Sexton responded by sending an email to the chairman of the board. In it, he complained that the board’s actions were violations of both ERISA and the state’s Corporations Business Act, as well as other state and federal laws. Sexton stated that he intended to bring these violations to the attention of the federal Department of Labor and the state Department of Licensing and Regulatory Affairs unless they were corrected immediately.
The chairman never responded to the email, and six months later, Sexton was fired from his job as general manager. Sexton then brought a claim against Panel Processing under his state’s Whistleblower Protection Act. Although Sexton resides in Michigan, the case arrived in federal court due to ERISA, whose civil enforcement provisions preempted state law claims. A federal district court then granted summary judgment in favor of Panel Processing. Sexton appealed to the Sixth Circuit.
In his appeal, Sexton argued that the company violated ERISA by firing him after he sent the email.

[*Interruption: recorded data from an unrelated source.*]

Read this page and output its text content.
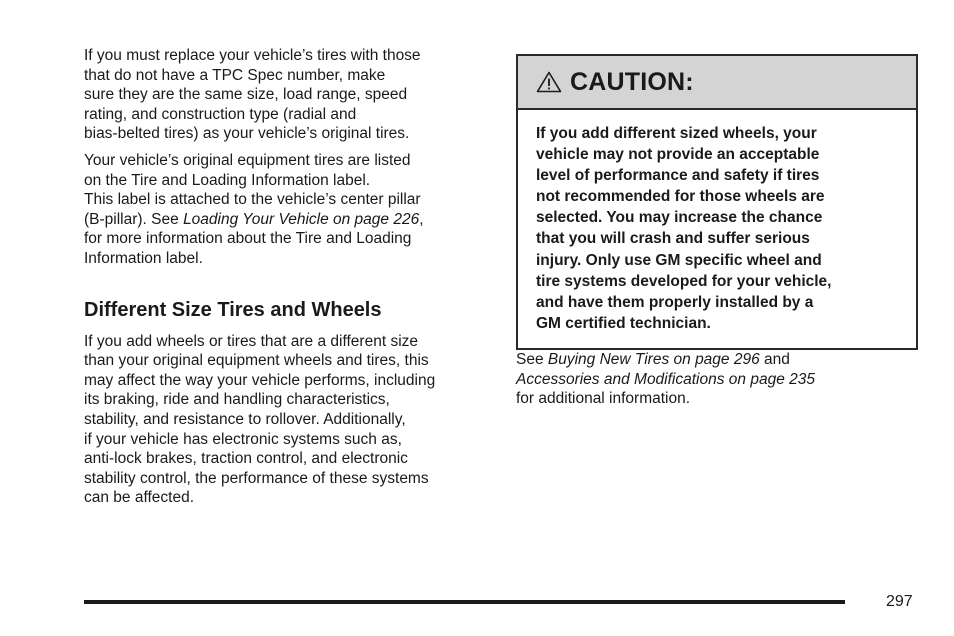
If you must replace your vehicle’s tires with those
that do not have a TPC Spec number, make
sure they are the same size, load range, speed
rating, and construction type (radial and
bias-belted tires) as your vehicle’s original tires.

Your vehicle’s original equipment tires are listed
on the Tire and Loading Information label.
This label is attached to the vehicle’s center pillar
(B-pillar). See Loading Your Vehicle on page 226,
for more information about the Tire and Loading
Information label.

Different Size Tires and Wheels

If you add wheels or tires that are a different size
than your original equipment wheels and tires, this
may affect the way your vehicle performs, including
its braking, ride and handling characteristics,
stability, and resistance to rollover. Additionally,
if your vehicle has electronic systems such as,
anti-lock brakes, traction control, and electronic
stability control, the performance of these systems
can be affected.

CAUTION:
If you add different sized wheels, your
vehicle may not provide an acceptable
level of performance and safety if tires
not recommended for those wheels are
selected. You may increase the chance
that you will crash and suffer serious
injury. Only use GM specific wheel and
tire systems developed for your vehicle,
and have them properly installed by a
GM certified technician.

See Buying New Tires on page 296 and
Accessories and Modifications on page 235
for additional information.

297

The relevant language states: “It shall be unlawful for any person to discharge, fine, suspend, expel, or discriminate against any person because he has given information or has testified or is about to testify in any inquiry or proceeding relating to the Act.”
The Sixth Circuit took issue with Sexton’s interpretation of the email, noting that the email was not sent in the context of a “proceeding” and that it did not amount to “testimony.” The issue was whether it amounted to giving information in an inquiry. While the Court found that Sexton was giving information, it noted that it needed to be for a specific investigation or request for information. Anything else would be misreading Congress’s intent when it enacted the statute, which was to protect individuals during an official inquiry.
The Sixth Circuit, therefore, affirmed the lower court’s decision. The Court was divided on this ruling, with the dissent arguing that the Act’s language did apply to information passed on voluntarily by an employee. The dissent noted that the Fifth, Seventh, and Ninth Circuits have ruled differently on this issue, finding that they interpreted the language to protect an employee’s “unsolicited complaint.” They also pointed out that the United States Supreme Court’s recent rulings on whistleblowers broadened their protections. It is likely that this issue will eventually come before the Supreme Court as well.